Todd McCarthy and Charles Flynn, Kings of the Bs (1975) — A first-rate anthology of interviews with filmmakers, producers, exhibitors of low-budget American movies plus learned appreciations of such little-known filmmakers as Joseph H. Lewis.

David Thomson, The Biographical Dictionary of the Film (1976) — Thomson’s unorthodox mini-biographies of actors and directors done with style and insight. This informal dictionary is so popular that it has been revised numerous times since its original publication.

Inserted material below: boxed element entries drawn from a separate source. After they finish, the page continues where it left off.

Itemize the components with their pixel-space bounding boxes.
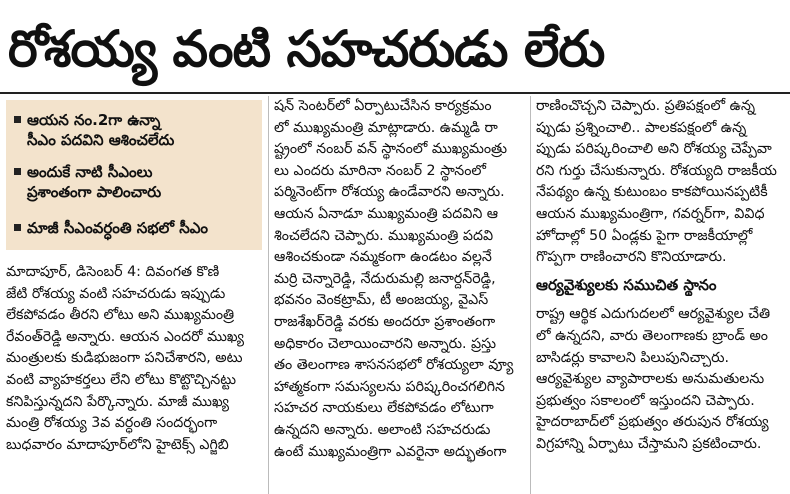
highlight-3: మాజీ సీఎంవర్ధంతి సభలో సీఎం [6,218,208,238]
text-line: రాజశేఖర్‌రెడ్డి వరకు అందరూ ప్రశాంతంగా [274,313,496,330]
text-line: సహచర నాయకులు లేకపోవడం లోటుగా [274,400,494,417]
headline: రోశయ్య వంటి సహచరుడు లేరు [8,20,605,78]
text-line: రాష్ట్ర ఆర్థిక ఎదుగుదలలో ఆర్యవైశ్యుల చేతి [536,306,771,323]
text-line: జేటి రోశయ్య వంటి సహచరుడు ఇప్పుడు [6,285,226,302]
text-line: ఉన్నదని అన్నారు. అలాంటి సహచరుడు [274,421,491,438]
text-line: గొప్పగా రాణించారని కొనియాడారు. [536,249,727,266]
column-divider [530,96,531,494]
column-2-text [274,96,526,463]
text-line: ఆశించకుండా నమ్మకంగా ఉండటం వల్లనే [274,249,492,266]
text-line: బుధవారం మాదాపూర్‌లోని హైటెక్స్ ఎగ్జిబి [6,436,229,453]
text-line: హైదరాబాద్‌లో ప్రభుత్వం తరుపున రోశయ్య [536,414,769,431]
text-line: ఆర్యవైశ్యుల వ్యాపారాలకు అనుమతులను [536,371,765,388]
text-line: రాణించొచ్చని చెప్పారు. ప్రతిపక్షంలో ఉన్న [536,98,756,114]
bullet-icon [14,168,21,175]
text-line: ప్పుడు ప్రశ్నించాలి.. పాలకపక్షంలో ఉన్న [536,119,747,136]
column-3-text-top [536,96,786,269]
highlights-box [6,100,262,250]
column-1 [6,96,264,494]
text-line: మర్రి చెన్నారెడ్డి, నేదురుమల్లి జనార్దన్‌రెడ్డి, [274,270,496,287]
text-line: నేపథ్యం ఉన్న కుటుంబం కాకపోయినప్పటికీ [536,184,768,201]
text-line: హోదాల్లో 50 ఏండ్లకు పైగా రాజకీయాల్లో [536,227,753,244]
subheading: ఆర్యవైశ్యులకు సముచిత స్థానం [536,275,717,294]
text-line: కనిపిస్తున్నదని పేర్కొన్నారు. మాజీ ముఖ్య [6,393,230,410]
bullet-icon [14,224,21,231]
text-line: మంత్రులకు కుడిభుజంగా పనిచేశారని, అటు [6,350,243,367]
text-line: శించలేదని చెప్పారు. ముఖ్యమంత్రి పదవి [274,227,494,244]
text-line: పర్మినెంట్‌గా రోశయ్య ఉండేవారని అన్నారు. [274,184,505,201]
text-line: మంత్రి రోశయ్య 3వ వర్ధంతి సందర్భంగా [6,415,218,432]
text-line: వంటి వ్యాహకర్తలు లేని లోటు కొట్టొచ్చినట్టు [6,371,237,388]
text-line: లేకపోవడం తీరని లోటు అని ముఖ్యమంత్రి [6,307,235,324]
text-line: షన్ సెంటర్‌లో ఏర్పాటుచేసిన కార్యక్రమం [274,98,492,114]
text-line: బాసిడర్లు కావాలని పిలుపునిచ్చారు. [536,349,730,366]
text-line: ఉంటే ముఖ్యమంత్రిగా ఎవరైనా అద్భుతంగా [274,443,507,460]
text-line: ప్పుడు పరిష్కరించాలి అని రోశయ్య చెప్పేవా [536,141,772,158]
text-line: తం తెలంగాణ శాసనసభలో రోశయ్యలా వ్యూ [274,357,514,374]
column-divider [268,96,269,494]
text-line: అధికారం చెలాయించారని అన్నారు. ప్రస్తు [274,335,496,352]
column-3 [536,96,786,494]
text-line: రేవంత్‌రెడ్డి అన్నారు. ఆయన ఎందరో ముఖ్య [6,328,244,345]
text-line: లో ఉన్నదని, వారు తెలంగాణకు బ్రాండ్ అం [536,327,768,344]
text-line: ఆయన ముఖ్యమంత్రిగా, గవర్నర్‌గా, వివిధ [536,205,765,222]
column-1-text [6,262,264,456]
text-line: ష్ట్రంలో నంబర్ వన్ స్థానంలో ముఖ్యమంత్రు [274,141,508,158]
column-3-text-bottom [536,304,786,455]
text-line: ప్రభుత్వం సకాలంలో ఇస్తుందని చెప్పారు. [536,392,755,409]
column-2 [274,96,526,494]
text-line: విగ్రహాన్ని ఏర్పాటు చేస్తామని ప్రకటించారు. [536,435,762,452]
text-line: లో ముఖ్యమంత్రి మాట్లాడారు. ఉమ్మడి రా [274,119,498,136]
text-line: ఆయన ఏనాడూ ముఖ్యమంత్రి పదవిని ఆ [274,205,499,222]
text-line: భవనం వెంకట్రామ్, టీ అంజయ్య, వైఎస్ [274,292,489,309]
bullet-icon [14,116,21,123]
text-line: రని గుర్తు చేసుకున్నారు. రోశయ్యది రాజకీయ [536,162,777,179]
highlight-2: అందుకే నాటి సీఎంలు ప్రశాంతంగా పాలించారు [6,162,161,202]
text-line: మాదాపూర్, డిసెంబర్ 4: దివంగత కొణి [6,264,220,280]
headline-rule [0,92,790,94]
text-line: హాత్మకంగా సమస్యలను పరిష్కరించగలిగిన [274,378,505,395]
text-line: లు ఎందరు మారినా నంబర్ 2 స్థానంలో [274,162,487,179]
highlight-1: ఆయన నం.2గా ఉన్నా సీఎం పదవిని ఆశించలేదు [6,110,174,150]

David Bordwell and Kristin Thompson, Film Art: an Introduction (1979) — No book has been used more in film courses across America than this sophisticated, winning text by the superb collaborative team of Bordwell and Thompson. There are not many serious-minded film volumes which are perennial best-sellers, but Film Art: an Introduction keeps being bought, edition after edition.

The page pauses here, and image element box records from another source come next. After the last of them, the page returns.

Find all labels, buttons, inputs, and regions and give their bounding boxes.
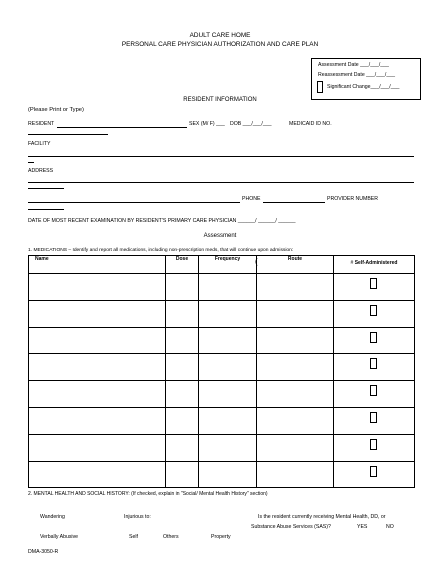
self-admin-checkbox[interactable] <box>370 385 377 396</box>
med-self-admin-cell <box>334 461 415 488</box>
med-name-cell[interactable] <box>29 300 166 327</box>
assessment-date-field[interactable]: Assessment Date ___/___/___ <box>318 62 389 68</box>
med-name-cell[interactable] <box>29 407 166 434</box>
col-dose: Dose <box>166 256 199 274</box>
med-route-cell[interactable] <box>257 407 334 434</box>
no-option[interactable]: NO <box>386 524 394 530</box>
med-frequency-cell[interactable] <box>199 381 257 408</box>
med-self-admin-cell <box>334 300 415 327</box>
address-field[interactable] <box>28 182 414 183</box>
med-dose-cell[interactable] <box>166 327 199 354</box>
col-self-administered <box>334 256 415 274</box>
provider-number-label: PROVIDER NUMBER <box>327 196 379 202</box>
self-admin-checkbox[interactable] <box>370 358 377 369</box>
print-note: (Please Print or Type) <box>28 107 84 113</box>
medications-header-row <box>29 256 415 274</box>
resident-name-field[interactable] <box>57 127 187 128</box>
wandering-label[interactable]: Wandering <box>40 514 65 520</box>
med-route-cell[interactable] <box>257 300 334 327</box>
medication-row <box>29 461 415 488</box>
medication-row <box>29 407 415 434</box>
property-option[interactable]: Property <box>211 534 231 540</box>
med-self-admin-cell <box>334 327 415 354</box>
med-frequency-cell[interactable] <box>199 461 257 488</box>
col-route <box>257 256 334 274</box>
med-self-admin-cell <box>334 274 415 301</box>
med-self-admin-cell <box>334 407 415 434</box>
route-mark: ( <box>255 257 258 266</box>
injurious-label: Injurious to: <box>124 514 151 520</box>
col-name: Name <box>29 256 166 274</box>
dob-field[interactable]: DOB ___/___/___ <box>230 121 272 127</box>
med-name-cell[interactable] <box>29 381 166 408</box>
med-frequency-cell[interactable] <box>199 407 257 434</box>
form-number: DMA-3050-R <box>28 549 59 555</box>
med-frequency-cell[interactable] <box>199 434 257 461</box>
self-admin-checkbox[interactable] <box>370 278 377 289</box>
self-admin-checkbox[interactable] <box>370 305 377 316</box>
col-route-label: Route <box>287 256 303 262</box>
resident-label: RESIDENT <box>28 121 55 127</box>
form-title-line2: PERSONAL CARE PHYSICIAN AUTHORIZATION AND CARE PLAN <box>121 41 319 48</box>
med-self-admin-cell <box>334 381 415 408</box>
self-option[interactable]: Self <box>129 534 138 540</box>
sex-field[interactable]: SEX (M/ F) ___ <box>189 121 225 127</box>
med-frequency-cell[interactable] <box>199 300 257 327</box>
med-dose-cell[interactable] <box>166 381 199 408</box>
self-admin-checkbox[interactable] <box>370 466 377 477</box>
significant-change-field[interactable]: Significant Change___/___/___ <box>327 84 400 90</box>
med-dose-cell[interactable] <box>166 434 199 461</box>
med-name-cell[interactable] <box>29 354 166 381</box>
resident-info-heading: RESIDENT INFORMATION <box>183 97 257 103</box>
substance-abuse-question: Substance Abuse Services (SAS)? <box>251 524 331 530</box>
medicaid-label: MEDICAID ID NO. <box>289 121 332 127</box>
address-field-2[interactable] <box>28 188 64 189</box>
others-option[interactable]: Others <box>163 534 179 540</box>
med-dose-cell[interactable] <box>166 300 199 327</box>
mental-health-instruction: 2. MENTAL HEALTH AND SOCIAL HISTORY: (If checked, explain in "Social/ Mental Health History" section) <box>28 491 268 497</box>
med-dose-cell[interactable] <box>166 354 199 381</box>
phone-field[interactable] <box>263 202 325 203</box>
form-title-line1: ADULT CARE HOME <box>189 32 251 39</box>
receiving-services-question: Is the resident currently receiving Mental Health, DD, or <box>258 514 386 520</box>
med-route-cell[interactable] <box>257 327 334 354</box>
facility-label: FACILITY <box>28 141 51 147</box>
med-self-admin-cell <box>334 354 415 381</box>
exam-date-field[interactable]: DATE OF MOST RECENT EXAMINATION BY RESIDENT'S PRIMARY CARE PHYSICIAN ______/ ______/ ______ <box>28 218 296 224</box>
med-dose-cell[interactable] <box>166 461 199 488</box>
med-dose-cell[interactable] <box>166 407 199 434</box>
address-field-3[interactable] <box>28 202 240 203</box>
city-field[interactable] <box>28 209 64 210</box>
medications-table <box>28 255 415 488</box>
verbally-abusive-label[interactable]: Verbally Abusive <box>40 534 79 540</box>
med-route-cell[interactable] <box>257 461 334 488</box>
medication-row <box>29 434 415 461</box>
significant-change-checkbox[interactable] <box>317 81 323 93</box>
medications-instruction: 1. MEDICATIONS – Identify and report all medications, including non-prescription meds, that will continue upon admission: <box>28 248 294 253</box>
med-name-cell[interactable] <box>29 434 166 461</box>
phone-label: PHONE <box>242 196 261 202</box>
medication-row <box>29 300 415 327</box>
address-label: ADDRESS <box>28 168 54 174</box>
self-admin-checkbox[interactable] <box>370 412 377 423</box>
assessment-heading: Assessment <box>203 233 237 239</box>
self-admin-checkbox[interactable] <box>370 439 377 450</box>
medication-row <box>29 354 415 381</box>
med-frequency-cell[interactable] <box>199 274 257 301</box>
medicaid-field[interactable] <box>28 134 108 135</box>
yes-option[interactable]: YES <box>357 524 368 530</box>
med-frequency-cell[interactable] <box>199 327 257 354</box>
facility-field[interactable] <box>28 156 414 157</box>
self-admin-checkbox[interactable] <box>370 332 377 343</box>
reassessment-date-field[interactable]: Reassessment Date ___/___/___ <box>318 72 395 78</box>
med-name-cell[interactable] <box>29 461 166 488</box>
med-dose-cell[interactable] <box>166 274 199 301</box>
medication-row <box>29 327 415 354</box>
medication-row <box>29 274 415 301</box>
assessment-date-box <box>311 58 421 100</box>
facility-field-tick <box>28 162 34 163</box>
med-name-cell[interactable] <box>29 327 166 354</box>
med-route-cell[interactable] <box>257 381 334 408</box>
med-route-cell[interactable] <box>257 274 334 301</box>
col-self-administered-label: Self-Administered <box>354 260 398 266</box>
med-route-cell[interactable] <box>257 354 334 381</box>
med-route-cell[interactable] <box>257 434 334 461</box>
col-frequency: Frequency <box>199 256 257 274</box>
med-name-cell[interactable] <box>29 274 166 301</box>
med-self-admin-cell <box>334 434 415 461</box>
medication-row <box>29 381 415 408</box>
med-frequency-cell[interactable] <box>199 354 257 381</box>
self-admin-mark: # <box>350 260 354 266</box>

Vito Russo, The Celluloid Closet: Homosexuality in the Movies (1981) — The muckraking book that dares to look at Hollywood from an openly queer sensibility and exposes how homosexuality has been treated as a shameful aberration in studio pictures. Sadly, Russo would become a victim of AIDS.

Danny Peary, Cult Movies (1981) — A generous, democratic tribute to all kinds of films which have achieved cult status, from difficult art cinema to inventive genre movies. Many readers have made check-lists of the wide-ranging movies endorsed by the author, and up-and-coming filmmakers swear that this one inspired their careers. (I know the last is true because this book is from my brother!)

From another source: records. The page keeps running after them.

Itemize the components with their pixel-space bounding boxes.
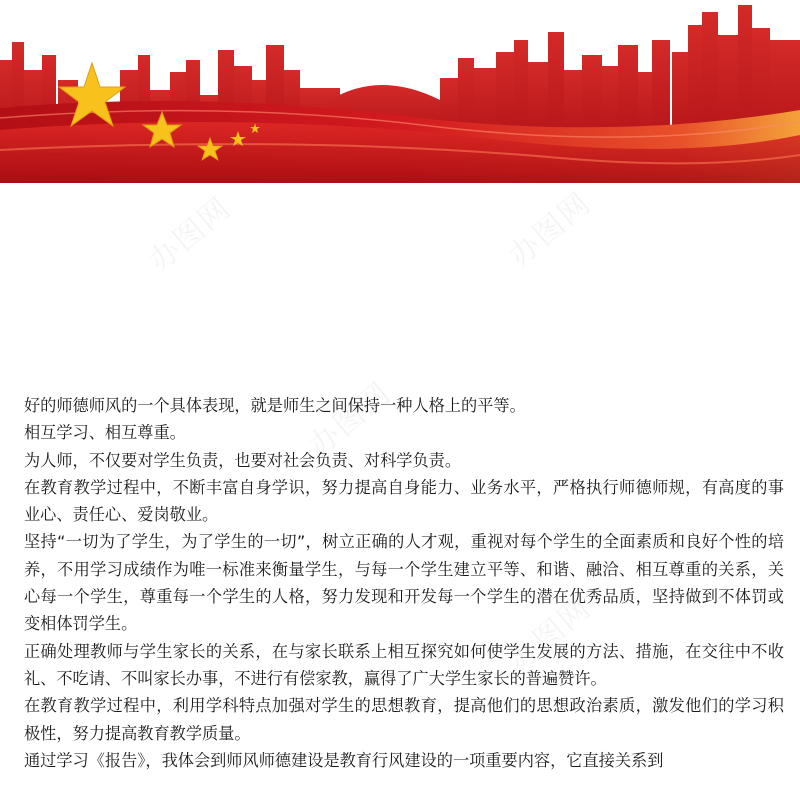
red-skyline-banner [0, 0, 800, 183]
paragraph: 在教育教学过程中，利用学科特点加强对学生的思想教育，提高他们的思想政治素质，激发他们的学习积极性，努力提高教育教学质量。 [24, 696, 784, 743]
paragraph: 坚持“一切为了学生，为了学生的一切”，树立正确的人才观，重视对每个学生的全面素质和良好个性的培养，不用学习成绩作为唯一标准来衡量学生，与每一个学生建立平等、和谐、融洽、相互尊重的关系，关心每一个学生，尊重每一个学生的人格，努力发现和开发每一个学生的潜在优秀品质，坚持做到不体罚或变相体罚学生。 [24, 532, 784, 634]
paragraph: 在教育教学过程中，不断丰富自身学识，努力提高自身能力、业务水平，严格执行师德师规，有高度的事业心、责任心、爱岗敬业。 [24, 477, 784, 525]
paragraph: 为人师，不仅要对学生负责，也要对社会负责、对科学负责。 [24, 450, 462, 470]
header-banner [0, 0, 800, 183]
watermark [497, 179, 599, 274]
watermark [137, 184, 239, 279]
paragraph: 好的师德师风的一个具体表现，就是师生之间保持一种人格上的平等。 [24, 396, 526, 415]
paragraph: 正确处理教师与学生家长的关系，在与家长联系上相互探究如何使学生发展的方法、措施，在交往中不收礼、不吃请、不叫家长办事，不进行有偿家教，赢得了广大学生家长的普遍赞许。 [24, 641, 784, 688]
paragraph: 相互学习、相互尊重。 [24, 423, 186, 443]
document-body [24, 392, 784, 774]
paragraph: 通过学习《报告》，我体会到师风师德建设是教育行风建设的一项重要内容，它直接关系到 [24, 750, 664, 770]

Ray Carney, American Dreaming: The Films of John Cassavetes and the American Experience (1985) — One of a series of overlapping books on Cassavetes by a Boston University professor. All together, they have made a bold, spirited case for Cassavetes’s genius and have bolstered and helped sustain the director’s exalted reputation.

Carol J. Clover, Men, Women, and Chainsaws: Genre in the Modern Horror Film (1992) — Clover’s theories for how many recent horror and slasher movies operate — a series of bloody murders leading inevitably to the “final girl” survivor — have been not only embraced by academics but taken into consideration by horror filmmakers themselves when formulating their scripts.

Joseph McBride, Searching for John Ford: a Life (2001) — An exemplary film biography, blending every salient detail of director John Ford’s life with every detail a reader would want to know about the making of every Ford movie with, finally, perceptive essays about the films themselves. The rich, affectionate book which America’s greatest filmmaker deserves.


Gerald Peary is a Professor Emeritus at Suffolk University, Boston; ex-curator of the Boston University Cinematheque; and the general editor of the “Conversations with Filmmakers” series from the University Press of Mississippi. A critic for the late Boston Phoenix, he is the author of nine books on cinema; writer-director of the documentaries For the Love of Movies: The Story of American Film Criticism and Archie’s Betty; and a featured actor in the 2013 independent narrative Computer Chess. His latest feature documentary, The Rabbi Goes West, co-directed by Amy Geller, has played at film festivals around the world.

5 Comments

    • Bill Marx, Editor of The Arts Fuse on March 8, 2023 at 12:49 pm

      I agree — but where are the French? What is Cinema? Volume 1 by André Bazin at the very least. And I would add Robert Warshow’s The Immediate Experience, despite some revisionist grumbling. No less than Andrew Sarris choose it and the Bazin as essential works of film criticism. My outlier would be Graham Greene on Film — some wonderfully tasty writing ….

  1. jrosenbaum Rosenbaum on March 8, 2023 at 6:19 pm

    It’s bad form to tag writers who are no longer alive.

  2. Blaine Allan on April 17, 2023 at 4:27 pm

    Horizons West was published in the UK, in a book series rooted in the British Film Institute, where Jim Kitses worked in the 1960s, but he’s not British. He was born and raised in, well, the vicinity of Boston.